Specifically, how does the work increase when we add more points to fit?
Analyze the time complexity of the following code snippet.
import numpy as np
n = 100 # example size
x = np.arange(n)
y = 3 * x + 2 + np.random.randn(n) * 0.5
coefficients = np.polyfit(x, y, 1)
This code fits a straight line to n points using np.polyfit().
Identify the loops, recursion, array traversals that repeat.
- Primary operation: Calculating sums and products of all
npoints to build matrices for fitting. - How many times: Each of the
npoints is processed once to compute these sums.
As the number of points n increases, the work grows roughly in direct proportion.
| Input Size (n) | Approx.
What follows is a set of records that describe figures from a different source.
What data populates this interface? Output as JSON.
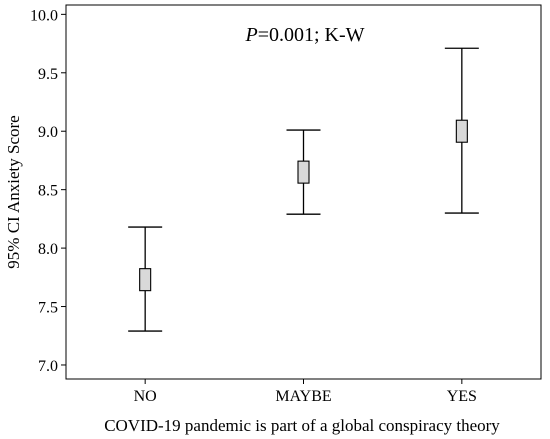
{
  "chart_data": {
    "type": "errorbar",
    "annotation_p": "P",
    "annotation_rest": "=0.001; K-W",
    "xlabel": "COVID-19 pandemic is part of a global conspiracy theory",
    "ylabel": "95% CI Anxiety Score",
    "categories": [
      "NO",
      "MAYBE",
      "YES"
    ],
    "mean": [
      7.73,
      8.65,
      9.0
    ],
    "ci_lower": [
      7.29,
      8.29,
      8.3
    ],
    "ci_upper": [
      8.18,
      9.01,
      9.71
    ],
    "ylim": [
      6.88,
      10.08
    ],
    "yticks": [
      7.0,
      7.5,
      8.0,
      8.5,
      9.0,
      9.5,
      10.0
    ],
    "ytick_labels": [
      "7.0",
      "7.5",
      "8.0",
      "8.5",
      "9.0",
      "9.5",
      "10.0"
    ],
    "grid": false,
    "legend": "none"
  }
}
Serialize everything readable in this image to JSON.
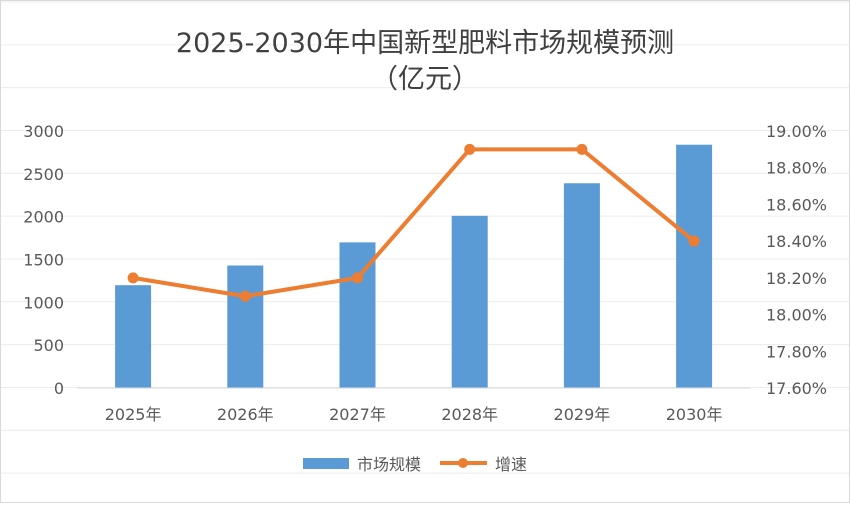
{
  "chart_data": {
    "type": "bar",
    "title": "2025-2030年中国新型肥料市场规模预测",
    "subtitle": "（亿元）",
    "categories": [
      "2025年",
      "2026年",
      "2027年",
      "2028年",
      "2029年",
      "2030年"
    ],
    "series": [
      {
        "name": "市场规模",
        "type": "bar",
        "axis": "left",
        "color": "#5B9BD5",
        "values": [
          1200,
          1430,
          1700,
          2010,
          2390,
          2840
        ]
      },
      {
        "name": "增速",
        "type": "line",
        "axis": "right",
        "color": "#ED7D31",
        "values": [
          18.2,
          18.1,
          18.2,
          18.9,
          18.9,
          18.4
        ]
      }
    ],
    "y_left": {
      "range": [
        0,
        3000
      ],
      "ticks": [
        "0",
        "500",
        "1000",
        "1500",
        "2000",
        "2500",
        "3000"
      ]
    },
    "y_right": {
      "range": [
        17.6,
        19.0
      ],
      "ticks": [
        "17.60%",
        "17.80%",
        "18.00%",
        "18.20%",
        "18.40%",
        "18.60%",
        "18.80%",
        "19.00%"
      ]
    },
    "legend": "bottom",
    "grid": true
  }
}
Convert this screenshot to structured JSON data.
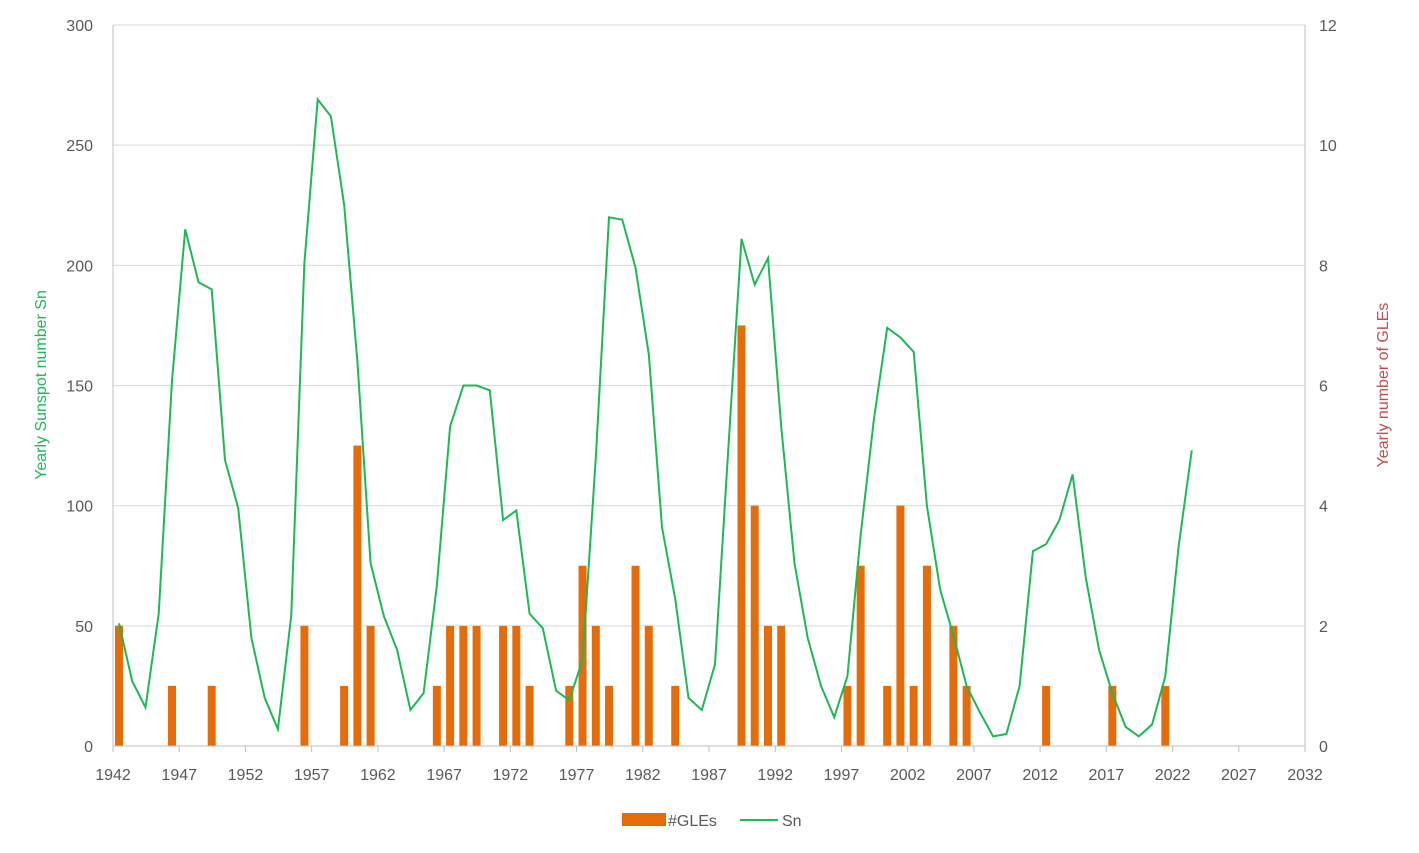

Operations |
|---|---|
| 10 | About 10 operations to sum values |
| 100 | About 100 operations to sum values |
| 1000 | About 1000 operations to sum values |
Pattern observation: Doubling the data roughly doubles the work needed.
Time Complexity: O(n)
This means the time to fit the line grows linearly with the number of data points.
[X] Wrong: "Fitting a line with np.polyfit() takes the same time no matter how many points there are."
[OK] Correct: The function must look at every point to calculate sums, so more points mean more work and longer time.
Knowing how the time grows with data size helps you explain performance in real projects and shows you understand how algorithms scale.
"What if we fit a polynomial of degree 3 instead of 1? How would the time complexity change?"